Assuming that Selam is in a circular orbit about Dinkinesh and has an orbital period of 52.67 ± 0.04 h, we derive a system mass of 4.95 ± 0.25 × 10^{11} kg (GM = 33.0 ± 1.6 m^{3} s^{−2}) from Kepler’s third law. In the ‘Shape’ section, we calculate a total system volume of *V*_{tot} = 2.06 ± 0.20 × 10^{8} m^{3}. Combining the system mass and volume, we derive a bulk density of *ρ* = 2,400 ± 350 kg m^{−3}. We add the caveat that, if the assumption of zero eccentricity is incorrect and the separation observed at the time of the fly-by differs from the semimajor axis, it would introduce a systematic error into the calculation of density.
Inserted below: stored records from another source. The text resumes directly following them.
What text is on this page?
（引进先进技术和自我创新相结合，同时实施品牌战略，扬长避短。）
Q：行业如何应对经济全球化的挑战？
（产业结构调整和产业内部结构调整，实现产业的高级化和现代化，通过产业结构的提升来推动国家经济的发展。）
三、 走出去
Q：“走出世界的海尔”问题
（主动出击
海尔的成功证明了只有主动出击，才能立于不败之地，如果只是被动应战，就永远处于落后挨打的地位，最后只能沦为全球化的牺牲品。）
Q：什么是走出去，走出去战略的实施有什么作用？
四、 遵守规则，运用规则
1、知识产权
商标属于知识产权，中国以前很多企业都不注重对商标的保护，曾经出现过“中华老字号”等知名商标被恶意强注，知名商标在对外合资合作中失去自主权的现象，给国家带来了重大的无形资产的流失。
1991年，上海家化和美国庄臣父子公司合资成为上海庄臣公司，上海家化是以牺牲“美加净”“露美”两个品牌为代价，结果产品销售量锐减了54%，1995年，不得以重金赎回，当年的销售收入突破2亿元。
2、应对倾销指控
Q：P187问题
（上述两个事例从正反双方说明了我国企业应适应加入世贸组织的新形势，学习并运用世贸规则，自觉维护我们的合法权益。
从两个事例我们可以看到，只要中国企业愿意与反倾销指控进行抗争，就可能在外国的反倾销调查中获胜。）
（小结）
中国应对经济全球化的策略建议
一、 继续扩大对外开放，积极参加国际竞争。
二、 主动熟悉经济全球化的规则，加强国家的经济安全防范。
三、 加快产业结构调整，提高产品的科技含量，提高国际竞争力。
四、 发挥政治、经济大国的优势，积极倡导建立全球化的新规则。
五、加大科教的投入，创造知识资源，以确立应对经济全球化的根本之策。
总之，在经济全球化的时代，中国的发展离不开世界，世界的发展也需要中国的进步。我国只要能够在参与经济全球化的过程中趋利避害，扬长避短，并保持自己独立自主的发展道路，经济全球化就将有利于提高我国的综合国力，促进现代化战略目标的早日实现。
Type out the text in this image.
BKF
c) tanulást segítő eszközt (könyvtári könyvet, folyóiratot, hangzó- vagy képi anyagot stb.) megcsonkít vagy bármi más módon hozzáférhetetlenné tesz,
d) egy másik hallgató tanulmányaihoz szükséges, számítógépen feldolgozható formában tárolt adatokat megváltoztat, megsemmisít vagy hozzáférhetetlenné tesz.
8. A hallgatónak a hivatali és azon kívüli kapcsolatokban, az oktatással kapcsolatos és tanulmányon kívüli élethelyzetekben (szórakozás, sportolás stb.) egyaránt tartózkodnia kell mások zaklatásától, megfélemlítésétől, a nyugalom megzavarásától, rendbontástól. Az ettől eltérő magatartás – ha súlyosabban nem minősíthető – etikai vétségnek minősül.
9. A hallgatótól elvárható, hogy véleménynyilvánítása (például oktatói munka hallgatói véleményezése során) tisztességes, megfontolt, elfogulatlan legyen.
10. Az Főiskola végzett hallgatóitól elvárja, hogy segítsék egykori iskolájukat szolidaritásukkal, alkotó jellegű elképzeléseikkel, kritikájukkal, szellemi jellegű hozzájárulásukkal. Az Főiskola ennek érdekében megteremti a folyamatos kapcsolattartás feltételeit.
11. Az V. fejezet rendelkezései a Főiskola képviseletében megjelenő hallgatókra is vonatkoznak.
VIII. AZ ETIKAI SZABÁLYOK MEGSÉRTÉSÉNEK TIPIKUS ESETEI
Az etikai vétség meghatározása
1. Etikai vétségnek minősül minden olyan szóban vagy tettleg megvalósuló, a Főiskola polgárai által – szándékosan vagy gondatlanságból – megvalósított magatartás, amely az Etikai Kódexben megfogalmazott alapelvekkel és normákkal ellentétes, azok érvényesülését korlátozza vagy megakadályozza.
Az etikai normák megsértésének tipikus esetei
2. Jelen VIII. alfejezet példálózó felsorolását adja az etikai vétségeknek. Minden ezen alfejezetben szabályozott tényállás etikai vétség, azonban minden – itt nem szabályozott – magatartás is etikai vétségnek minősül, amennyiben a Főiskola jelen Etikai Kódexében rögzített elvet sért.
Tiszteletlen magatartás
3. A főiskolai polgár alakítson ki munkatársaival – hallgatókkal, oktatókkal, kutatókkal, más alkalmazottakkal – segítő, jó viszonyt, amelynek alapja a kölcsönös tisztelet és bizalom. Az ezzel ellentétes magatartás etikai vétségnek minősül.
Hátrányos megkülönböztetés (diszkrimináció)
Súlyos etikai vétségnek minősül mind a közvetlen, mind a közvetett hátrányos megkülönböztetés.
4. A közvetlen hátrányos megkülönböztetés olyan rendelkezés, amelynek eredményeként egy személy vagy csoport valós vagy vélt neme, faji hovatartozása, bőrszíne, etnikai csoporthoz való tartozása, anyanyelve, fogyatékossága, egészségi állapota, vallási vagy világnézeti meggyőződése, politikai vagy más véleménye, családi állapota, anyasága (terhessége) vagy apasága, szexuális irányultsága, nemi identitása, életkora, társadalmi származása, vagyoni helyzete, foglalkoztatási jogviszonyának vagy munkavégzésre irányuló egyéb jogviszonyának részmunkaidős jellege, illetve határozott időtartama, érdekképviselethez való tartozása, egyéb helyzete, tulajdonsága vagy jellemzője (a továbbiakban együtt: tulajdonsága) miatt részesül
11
Conversely, however, the range of likely density for an S-type asteroid, as discussed below, constrains the maximum eccentricity to be on the order of 0.1 and the assumption of zero eccentricity is fully consistent with known asteroid properties.

### Angular momentum

Knowledge of the component masses and the spin state can be combined to calculate the angular momentum of the system. For simplicity, we assume that the moment of inertia of Dinkinesh can be adequately represented by a sphere of volume-equivalent radius. Assuming that Selam is tidally locked, the contribution to the angular momentum from its spin is small. Likewise, the orbital motion of Dinkinesh around the barycentre is small and we ignore it. The system angular momentum is nearly equally divided between the spin of Dinkinesh, *L*_{spin} = 11.2 ± 1.9 × 10^{12} kg m^{2} s^{−1}, and the orbital motion of Selam, *L*_{orb} = 8.0 ± 4.0 × 10^{12} kg m^{2} s^{−1}. The total angular momentum of the system is *L*_{sys} = 19.3 ± 4.4 × 10^{12} kg m^{2} s^{−1}. The normalized angular momentum, *α*_{L}, is computed from the total system angular momentum divided by the angular momentum of a sphere containing the total mass of the system rotating at the maximum rate for a cohesionless rubble pile^{43}. That rate is given by *ω*_{max} = (4π*ρG*/3)^{1/2}, corresponding to a spin period of *T*_{max} = 2.13 h, that is, the observed main-belt spin barrier. We find *α*_{L} = 0.88, consistent with that expected for a binary produced by fission^{26}.